Le film, Belle et Sébastien 3, est sorti dans les salles du pays le 7 février dernier. Charlotte Lebrun l’a déjà vu plusieurs fois dont lors de sa sortie à Paris.
«Lors de la première, je n’ai pas vraiment vu le film. Je voyais juste le contexte, le travail qu’on avait réalisé avec les chiens… J’ai dû le revoir plusieurs fois avant de pouvoir le voir avec un regard plus détaché. Je dirais d’ailleurs que ça perd un peu de sa magie quand on sait comment c’est fait.»
Elle restera marquée par l’énorme travail que réclame le tournage d’un tel film: «Si on ne le vit pas, on ne peut pas se rendre compte de tout ce qu’il y a derrière le film. C’était très prenant car on avait parfois des journées de travail de près de 18 heures. Et il n’y a pas de congés. Je le répète, c’était une chouette expérience avec de chouettes personnes…»
Et puis, il y avait les chiens, la montagne et ses décors somptueux…
http://www.lavenir.net/cnt/dmf20180223_ ... id=3655741
Donc on peut dire que le film est une réussite grâce à Cessie et à mon village Belge

Oh purée genial Jo
Je la connais évidemment Charlotte , comment ne pas oublier son accent belge
on s’est vues surtout aux moments des déjeuners et dîner car sinon elle était avec les chiens que nous nous n avions pas le droit d’approcher hormis les bébés ( ça crois moi j en ai profité

)
C est fou parce que ce qu elle dit c est exactement ce que j ai ressenti en voyant le film et effectivement c’était un tournage vraiment difficile et une première pour nous d’ou Notre fierté d’avoir participé à sa réussite
Merci pour ce compte rendu que je n aurais jamais vu sans toi

Re: Un extrait de notre vie peu commune
Publié : 25 févr. 2018, 08:43
par Jo89
Cessie a écrit :
Oh purée genial Jo
Je la connais évidemment Charlotte , comment ne pas oublier son accent belge
on s’est vues surtout aux moments des déjeuners et dîner car sinon elle était avec les chiens que nous nous n avions pas le droit d’approcher hormis les bébés ( ça crois moi j en ai profité

)
C est fou parce que ce qu elle dit c est exactement ce que j ai ressenti en voyant le film et effectivement c’était un tournage vraiment difficile et une première pour nous d’ou Notre fierté d’avoir participé à sa réussite
Merci pour ce compte rendu que je n aurais jamais vu sans toi

Les belges ont un accent?
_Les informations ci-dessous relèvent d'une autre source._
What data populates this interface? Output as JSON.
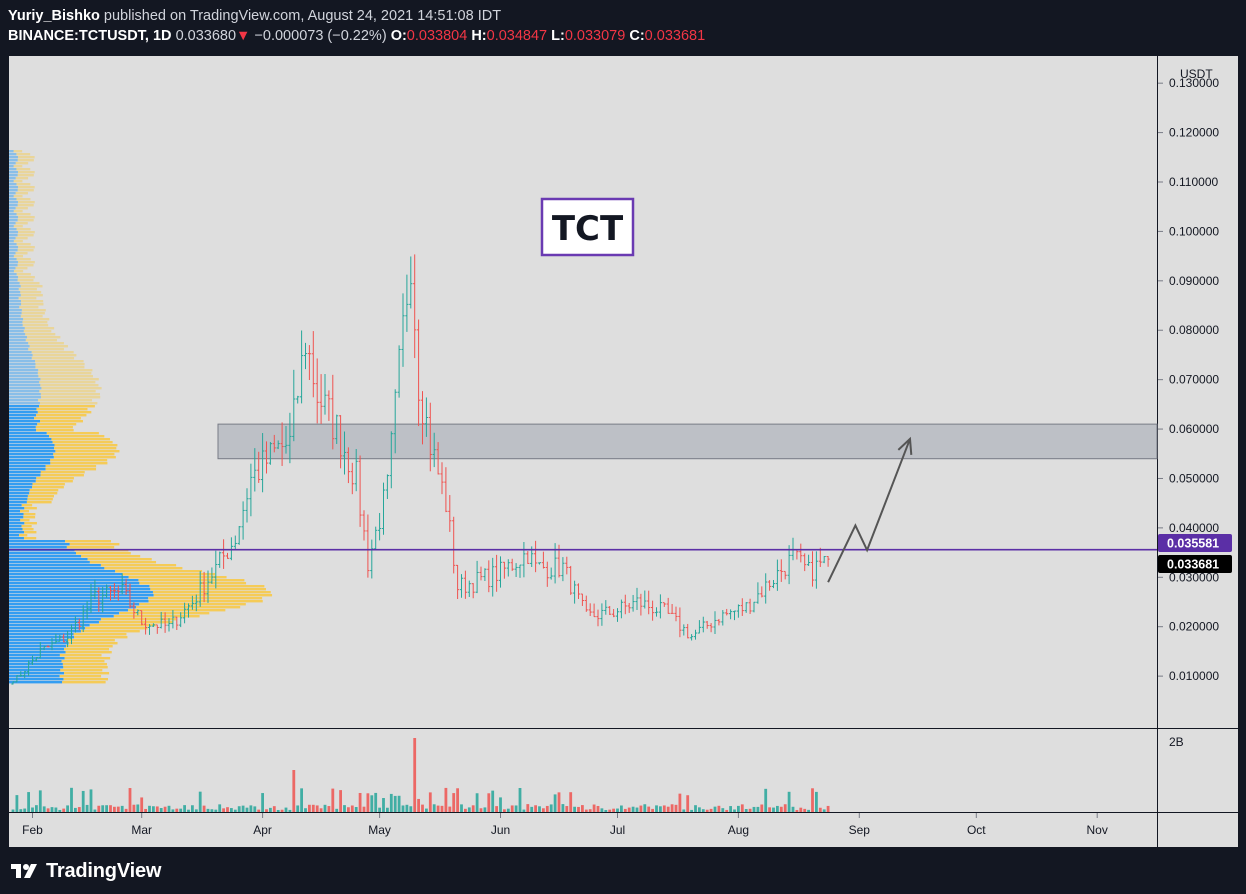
{
  "header": {
    "author": "Yuriy_Bishko",
    "published_text": "published on TradingView.com, August 24, 2021 14:51:08 IDT",
    "symbol": "BINANCE:TCTUSDT, 1D",
    "price": "0.033680",
    "change": "−0.000073 (−0.22%)",
    "o_label": "O:",
    "o_value": "0.033804",
    "h_label": "H:",
    "h_value": "0.034847",
    "l_label": "L:",
    "l_value": "0.033079",
    "c_label": "C:",
    "c_value": "0.033681"
  },
  "annotation_label": "TCT",
  "price_labels": {
    "level_line": "0.035581",
    "current": "0.033681",
    "currency": "USDT",
    "volume_tick": "2B"
  },
  "footer": {
    "logo_text": "TradingView"
  },
  "colors": {
    "up": "#26a69a",
    "down": "#ef5350",
    "level_line": "#5b2fa6",
    "annotation_border": "#6a3ab2",
    "zone_fill": "#b2b5be",
    "vp_up": "#2196f3",
    "vp_down": "#f7c948",
    "chart_bg": "#dedede"
  },
  "chart_data": {
    "type": "candlestick",
    "symbol": "BINANCE:TCTUSDT",
    "interval": "1D",
    "x_tick_labels": [
      "Feb",
      "Mar",
      "Apr",
      "May",
      "Jun",
      "Jul",
      "Aug",
      "Sep",
      "Oct",
      "Nov"
    ],
    "y_ticks": [
      0.01,
      0.02,
      0.03,
      0.04,
      0.05,
      0.06,
      0.07,
      0.08,
      0.09,
      0.1,
      0.11,
      0.12,
      0.13
    ],
    "ylim": [
      -0.0005,
      0.1355
    ],
    "price_series": [
      {
        "date": "2021-01-28",
        "close": 0.0095
      },
      {
        "date": "2021-02-03",
        "close": 0.015
      },
      {
        "date": "2021-02-10",
        "close": 0.018
      },
      {
        "date": "2021-02-17",
        "close": 0.026
      },
      {
        "date": "2021-02-24",
        "close": 0.027
      },
      {
        "date": "2021-03-01",
        "close": 0.021
      },
      {
        "date": "2021-03-08",
        "close": 0.02
      },
      {
        "date": "2021-03-14",
        "close": 0.025
      },
      {
        "date": "2021-03-21",
        "close": 0.033
      },
      {
        "date": "2021-03-25",
        "close": 0.038
      },
      {
        "date": "2021-03-29",
        "close": 0.05
      },
      {
        "date": "2021-04-05",
        "close": 0.056
      },
      {
        "date": "2021-04-08",
        "close": 0.057
      },
      {
        "date": "2021-04-12",
        "close": 0.078
      },
      {
        "date": "2021-04-15",
        "close": 0.067
      },
      {
        "date": "2021-04-20",
        "close": 0.06
      },
      {
        "date": "2021-04-25",
        "close": 0.05
      },
      {
        "date": "2021-04-28",
        "close": 0.033
      },
      {
        "date": "2021-05-03",
        "close": 0.048
      },
      {
        "date": "2021-05-06",
        "close": 0.072
      },
      {
        "date": "2021-05-09",
        "close": 0.096
      },
      {
        "date": "2021-05-11",
        "close": 0.07
      },
      {
        "date": "2021-05-14",
        "close": 0.057
      },
      {
        "date": "2021-05-18",
        "close": 0.045
      },
      {
        "date": "2021-05-21",
        "close": 0.028
      },
      {
        "date": "2021-05-25",
        "close": 0.029
      },
      {
        "date": "2021-06-01",
        "close": 0.031
      },
      {
        "date": "2021-06-08",
        "close": 0.035
      },
      {
        "date": "2021-06-10",
        "close": 0.032
      },
      {
        "date": "2021-06-17",
        "close": 0.032
      },
      {
        "date": "2021-06-23",
        "close": 0.022
      },
      {
        "date": "2021-06-30",
        "close": 0.023
      },
      {
        "date": "2021-07-06",
        "close": 0.025
      },
      {
        "date": "2021-07-13",
        "close": 0.023
      },
      {
        "date": "2021-07-20",
        "close": 0.018
      },
      {
        "date": "2021-07-27",
        "close": 0.022
      },
      {
        "date": "2021-08-03",
        "close": 0.024
      },
      {
        "date": "2021-08-09",
        "close": 0.029
      },
      {
        "date": "2021-08-15",
        "close": 0.034
      },
      {
        "date": "2021-08-19",
        "close": 0.031
      },
      {
        "date": "2021-08-24",
        "close": 0.0337
      }
    ],
    "volume_spikes": [
      {
        "date": "2021-04-09",
        "direction": "down"
      },
      {
        "date": "2021-05-10",
        "direction": "down"
      },
      {
        "date": "2021-06-06",
        "direction": "up"
      }
    ],
    "horizontal_level": 0.035581,
    "zone": {
      "low": 0.054,
      "high": 0.061
    },
    "projection_path": [
      {
        "date": "2021-08-24",
        "price": 0.029
      },
      {
        "date": "2021-08-31",
        "price": 0.0405
      },
      {
        "date": "2021-09-03",
        "price": 0.0355
      },
      {
        "date": "2021-09-14",
        "price": 0.058
      }
    ],
    "last_price": 0.033681
  }
}
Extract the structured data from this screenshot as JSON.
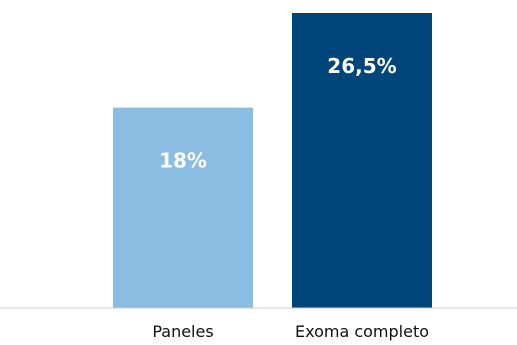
{
  "chart_data": {
    "type": "bar",
    "categories": [
      "Paneles",
      "Exoma completo"
    ],
    "values": [
      18,
      26.5
    ],
    "data_labels": [
      "18%",
      "26,5%"
    ],
    "colors": [
      "#8bbde3",
      "#00457a"
    ],
    "label_color": "#ffffff",
    "axis_color": "#cccccc",
    "title": "",
    "xlabel": "",
    "ylabel": "",
    "ylim": [
      0,
      26.5
    ],
    "grid": false,
    "legend": "none"
  }
}
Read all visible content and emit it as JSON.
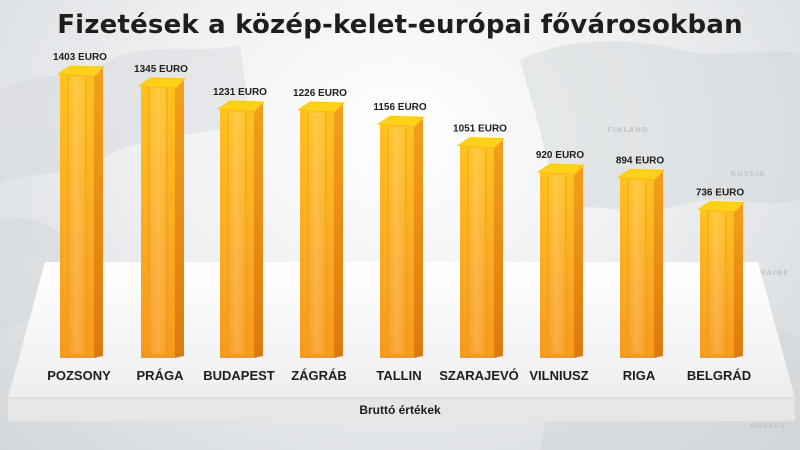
{
  "chart_data": {
    "type": "bar",
    "title": "Fizetések a közép-kelet-európai fővárosokban",
    "xlabel": "Bruttó értékek",
    "categories": [
      "POZSONY",
      "PRÁGA",
      "BUDAPEST",
      "ZÁGRÁB",
      "TALLIN",
      "SZARAJEVÓ",
      "VILNIUSZ",
      "RIGA",
      "BELGRÁD"
    ],
    "values": [
      1403,
      1345,
      1231,
      1226,
      1156,
      1051,
      920,
      894,
      736
    ],
    "value_labels": [
      "1403 EURO",
      "1345 EURO",
      "1231 EURO",
      "1226 EURO",
      "1156 EURO",
      "1051 EURO",
      "920 EURO",
      "894 EURO",
      "736 EURO"
    ],
    "unit": "EURO",
    "ylim": [
      0,
      1500
    ],
    "grid": false,
    "legend": "none"
  },
  "background": {
    "map_labels": [
      "FINLAND",
      "RUSSIA",
      "UKRAINE",
      "GREECE"
    ]
  },
  "colors": {
    "bar_front": "#f9a31d",
    "bar_side": "#e07f10",
    "bar_top": "#ffd21a",
    "platform": "#f3f4f5",
    "text": "#1e1e1e"
  }
}
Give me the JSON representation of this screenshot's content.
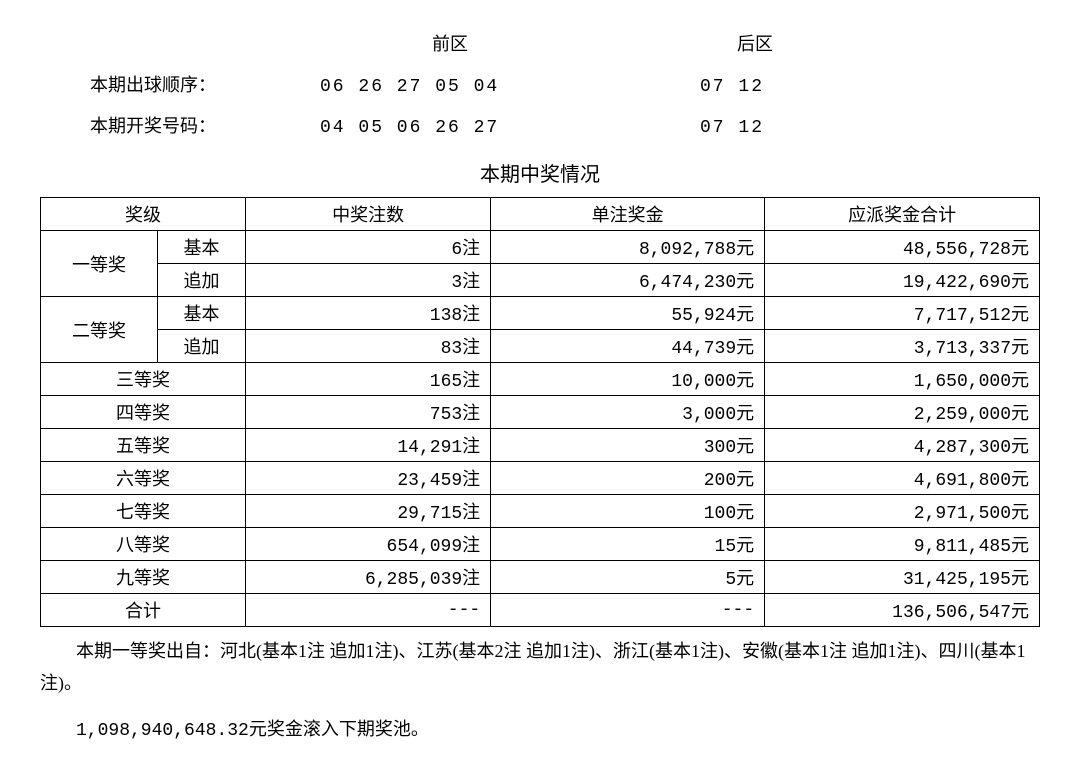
{
  "draw": {
    "headers": {
      "front": "前区",
      "back": "后区"
    },
    "order_label": "本期出球顺序：",
    "order_front": "06 26 27 05 04",
    "order_back": "07 12",
    "win_label": "本期开奖号码：",
    "win_front": "04 05 06 26 27",
    "win_back": "07 12"
  },
  "section_title": "本期中奖情况",
  "table": {
    "headers": {
      "prize": "奖级",
      "count": "中奖注数",
      "unit": "单注奖金",
      "total": "应派奖金合计"
    },
    "tier1_label": "一等奖",
    "tier2_label": "二等奖",
    "sub_basic": "基本",
    "sub_add": "追加",
    "rows": [
      {
        "count": "6注",
        "unit": "8,092,788元",
        "total": "48,556,728元"
      },
      {
        "count": "3注",
        "unit": "6,474,230元",
        "total": "19,422,690元"
      },
      {
        "count": "138注",
        "unit": "55,924元",
        "total": "7,717,512元"
      },
      {
        "count": "83注",
        "unit": "44,739元",
        "total": "3,713,337元"
      }
    ],
    "simple": [
      {
        "label": "三等奖",
        "count": "165注",
        "unit": "10,000元",
        "total": "1,650,000元"
      },
      {
        "label": "四等奖",
        "count": "753注",
        "unit": "3,000元",
        "total": "2,259,000元"
      },
      {
        "label": "五等奖",
        "count": "14,291注",
        "unit": "300元",
        "total": "4,287,300元"
      },
      {
        "label": "六等奖",
        "count": "23,459注",
        "unit": "200元",
        "total": "4,691,800元"
      },
      {
        "label": "七等奖",
        "count": "29,715注",
        "unit": "100元",
        "total": "2,971,500元"
      },
      {
        "label": "八等奖",
        "count": "654,099注",
        "unit": "15元",
        "total": "9,811,485元"
      },
      {
        "label": "九等奖",
        "count": "6,285,039注",
        "unit": "5元",
        "total": "31,425,195元"
      },
      {
        "label": "合计",
        "count": "---",
        "unit": "---",
        "total": "136,506,547元"
      }
    ]
  },
  "footnote": "本期一等奖出自：河北(基本1注 追加1注)、江苏(基本2注 追加1注)、浙江(基本1注)、安徽(基本1注 追加1注)、四川(基本1注)。",
  "rollover_prefix": "1,098,940,648.32",
  "rollover_suffix": "元奖金滚入下期奖池。"
}
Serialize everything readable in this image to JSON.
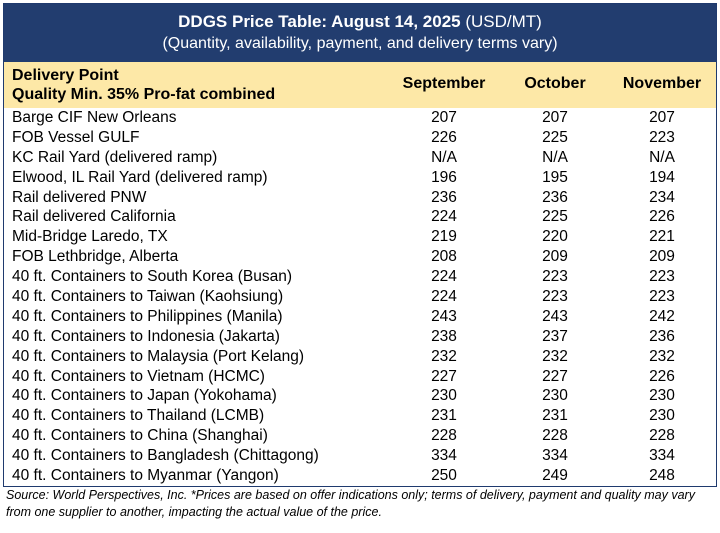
{
  "title": {
    "bold": "DDGS Price Table: August 14, 2025",
    "unit": " (USD/MT)",
    "subtitle": "(Quantity, availability, payment, and delivery terms vary)"
  },
  "header": {
    "label_line1": "Delivery Point",
    "label_line2": "Quality Min. 35% Pro-fat combined",
    "months": [
      "September",
      "October",
      "November"
    ]
  },
  "rows": [
    {
      "name": "Barge CIF New Orleans",
      "sep": "207",
      "oct": "207",
      "nov": "207"
    },
    {
      "name": "FOB Vessel GULF",
      "sep": "226",
      "oct": "225",
      "nov": "223"
    },
    {
      "name": "KC Rail Yard (delivered ramp)",
      "sep": "N/A",
      "oct": "N/A",
      "nov": "N/A"
    },
    {
      "name": "Elwood, IL Rail Yard (delivered ramp)",
      "sep": "196",
      "oct": "195",
      "nov": "194"
    },
    {
      "name": "Rail delivered PNW",
      "sep": "236",
      "oct": "236",
      "nov": "234"
    },
    {
      "name": "Rail delivered California",
      "sep": "224",
      "oct": "225",
      "nov": "226"
    },
    {
      "name": "Mid-Bridge Laredo, TX",
      "sep": "219",
      "oct": "220",
      "nov": "221"
    },
    {
      "name": "FOB Lethbridge, Alberta",
      "sep": "208",
      "oct": "209",
      "nov": "209"
    },
    {
      "name": "40 ft. Containers to South Korea (Busan)",
      "sep": "224",
      "oct": "223",
      "nov": "223"
    },
    {
      "name": "40 ft. Containers to Taiwan (Kaohsiung)",
      "sep": "224",
      "oct": "223",
      "nov": "223"
    },
    {
      "name": "40 ft. Containers to Philippines (Manila)",
      "sep": "243",
      "oct": "243",
      "nov": "242"
    },
    {
      "name": "40 ft. Containers to Indonesia (Jakarta)",
      "sep": "238",
      "oct": "237",
      "nov": "236"
    },
    {
      "name": "40 ft. Containers to Malaysia (Port Kelang)",
      "sep": "232",
      "oct": "232",
      "nov": "232"
    },
    {
      "name": "40 ft. Containers to Vietnam (HCMC)",
      "sep": "227",
      "oct": "227",
      "nov": "226"
    },
    {
      "name": "40 ft. Containers to Japan (Yokohama)",
      "sep": "230",
      "oct": "230",
      "nov": "230"
    },
    {
      "name": "40 ft. Containers to Thailand (LCMB)",
      "sep": "231",
      "oct": "231",
      "nov": "230"
    },
    {
      "name": "40 ft. Containers to China (Shanghai)",
      "sep": "228",
      "oct": "228",
      "nov": "228"
    },
    {
      "name": "40 ft. Containers to Bangladesh (Chittagong)",
      "sep": "334",
      "oct": "334",
      "nov": "334"
    },
    {
      "name": "40 ft. Containers to Myanmar (Yangon)",
      "sep": "250",
      "oct": "249",
      "nov": "248"
    }
  ],
  "source": "Source: World Perspectives, Inc. *Prices are based on offer indications only; terms of delivery, payment and quality may vary from one supplier to another, impacting the actual value of the price.",
  "colors": {
    "title_bg": "#223d6f",
    "header_bg": "#fde8a7"
  }
}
Je trouvais que c’était les français qui en avaient un

Re: Un extrait de notre vie peu commune
Publié : 25 févr. 2018, 09:53
par valerie49
Coucou ma Copine
Film vu hier soir ! Nous n’avions d’yeux que pour le Halftrack qui a un rôle de premier plan !!
Paysages de montagne magnifiques, belle histoire et ....je veux un toutou pareil que dans le film !
Les gens se sont demandés pourquoi je prenais le générique en photo !!